James Turk replies: Backwardation occurs when a future price of gold is less than the spot price.  To explain why it’s important, you have to look at dynamics of the spot price of gold, which is the interaction of all gold trading, paper and physical. 

There are professional traders who do nothing but arbitrage these two markets – paper gold and physical gold.  For example, if the price on the Comex is out of line with the physical market, a bullion bank may sell the overpriced market and buy the underpriced one to earn the spread.  It's a lot more complicated than that because of the various costs involved, but that is the basic principle.

Here’s the significance of backwardation.  The current spot price is an accurate record of the real spot price of physical gold as long as people are willing to exchange currency for gold at that price, which is why backwardation is so important.  If gold goes into backwardation - which is rare, but it happens - then the physical price is diverging from the paper price.  No one is willing to arbitrage.  The reason is that they are worried about two possible events.

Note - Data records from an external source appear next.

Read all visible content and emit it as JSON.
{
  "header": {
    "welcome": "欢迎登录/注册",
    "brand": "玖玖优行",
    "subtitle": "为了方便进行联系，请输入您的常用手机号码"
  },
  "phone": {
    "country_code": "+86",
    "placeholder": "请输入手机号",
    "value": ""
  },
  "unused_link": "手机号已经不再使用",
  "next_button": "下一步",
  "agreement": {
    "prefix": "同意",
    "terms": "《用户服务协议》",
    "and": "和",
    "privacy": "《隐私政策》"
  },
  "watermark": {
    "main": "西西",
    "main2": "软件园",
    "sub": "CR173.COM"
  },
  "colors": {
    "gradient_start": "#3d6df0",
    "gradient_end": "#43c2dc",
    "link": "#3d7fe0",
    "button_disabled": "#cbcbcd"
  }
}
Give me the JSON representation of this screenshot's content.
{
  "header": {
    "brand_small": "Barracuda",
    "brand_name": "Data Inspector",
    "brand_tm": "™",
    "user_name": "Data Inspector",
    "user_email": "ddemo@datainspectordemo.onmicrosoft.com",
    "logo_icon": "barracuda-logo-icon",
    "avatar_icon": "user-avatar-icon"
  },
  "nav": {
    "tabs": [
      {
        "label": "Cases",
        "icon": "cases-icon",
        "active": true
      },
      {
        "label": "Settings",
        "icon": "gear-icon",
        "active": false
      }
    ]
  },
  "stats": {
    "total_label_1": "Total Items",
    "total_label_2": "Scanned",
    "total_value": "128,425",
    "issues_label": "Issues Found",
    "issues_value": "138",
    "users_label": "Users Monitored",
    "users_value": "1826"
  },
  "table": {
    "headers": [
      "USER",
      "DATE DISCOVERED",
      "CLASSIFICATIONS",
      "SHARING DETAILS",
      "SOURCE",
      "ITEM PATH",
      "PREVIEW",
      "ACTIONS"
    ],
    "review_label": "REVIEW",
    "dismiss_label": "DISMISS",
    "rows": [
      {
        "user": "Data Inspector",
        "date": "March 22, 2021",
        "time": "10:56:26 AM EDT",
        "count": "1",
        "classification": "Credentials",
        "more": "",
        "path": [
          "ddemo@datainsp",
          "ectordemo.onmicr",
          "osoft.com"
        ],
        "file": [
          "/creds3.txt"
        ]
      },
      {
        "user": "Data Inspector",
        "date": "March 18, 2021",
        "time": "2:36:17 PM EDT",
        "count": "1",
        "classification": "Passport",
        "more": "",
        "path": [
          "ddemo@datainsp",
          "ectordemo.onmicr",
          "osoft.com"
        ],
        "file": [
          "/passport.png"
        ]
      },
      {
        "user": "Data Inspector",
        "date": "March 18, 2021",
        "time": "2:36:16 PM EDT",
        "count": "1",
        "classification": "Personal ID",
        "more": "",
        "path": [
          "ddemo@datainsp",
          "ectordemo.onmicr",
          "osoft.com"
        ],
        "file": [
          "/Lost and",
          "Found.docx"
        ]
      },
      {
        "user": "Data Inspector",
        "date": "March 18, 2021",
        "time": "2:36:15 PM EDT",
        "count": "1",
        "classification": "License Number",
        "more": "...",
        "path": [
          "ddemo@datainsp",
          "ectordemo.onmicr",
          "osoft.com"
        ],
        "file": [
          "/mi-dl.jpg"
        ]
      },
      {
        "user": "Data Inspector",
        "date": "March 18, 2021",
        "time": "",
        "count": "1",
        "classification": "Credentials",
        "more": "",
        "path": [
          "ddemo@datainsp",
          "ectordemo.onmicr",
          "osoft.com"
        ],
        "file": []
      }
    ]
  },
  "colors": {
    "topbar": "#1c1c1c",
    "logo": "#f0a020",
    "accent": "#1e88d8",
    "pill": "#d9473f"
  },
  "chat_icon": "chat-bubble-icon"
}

One is default, i.e., someone won't make good on their paper promise to deliver.  The other is debasement, i.e., the government takes some action to make the currency less valuable relative to gold.  So rather than selling their physical metal today and holding currency until someone delivers gold back to them in the future at a lower price - enabling them make a profit from the arbitrage - the holders of physical metal choose not to sell.  They are willing to give up a profit to keep their bullion safe, rather than exchange it for a national currency and the risks of default or debasement.

It can be difficult to determine during the trading day whether gold is in backwardation.  Various intraday prices posted on the Comex do not necessarily reflect the spreads (the difference between spot and the future price of different futures contracts), and the spreads are essential to know whether or not there is backwardation.  Single contracts can trade at disparate prices during the day and be out of whack with each other relative to the spreads.  Only settlement prices at the end of the day captures the accurate spreads. 

Settlement prices are important for margin purposes, so the exchange is careful to make sure they are accurate.  Therefore, if during the day you want to determine whether there is backwardation, you need to ask a floorbroker for the spread between the months you are interested.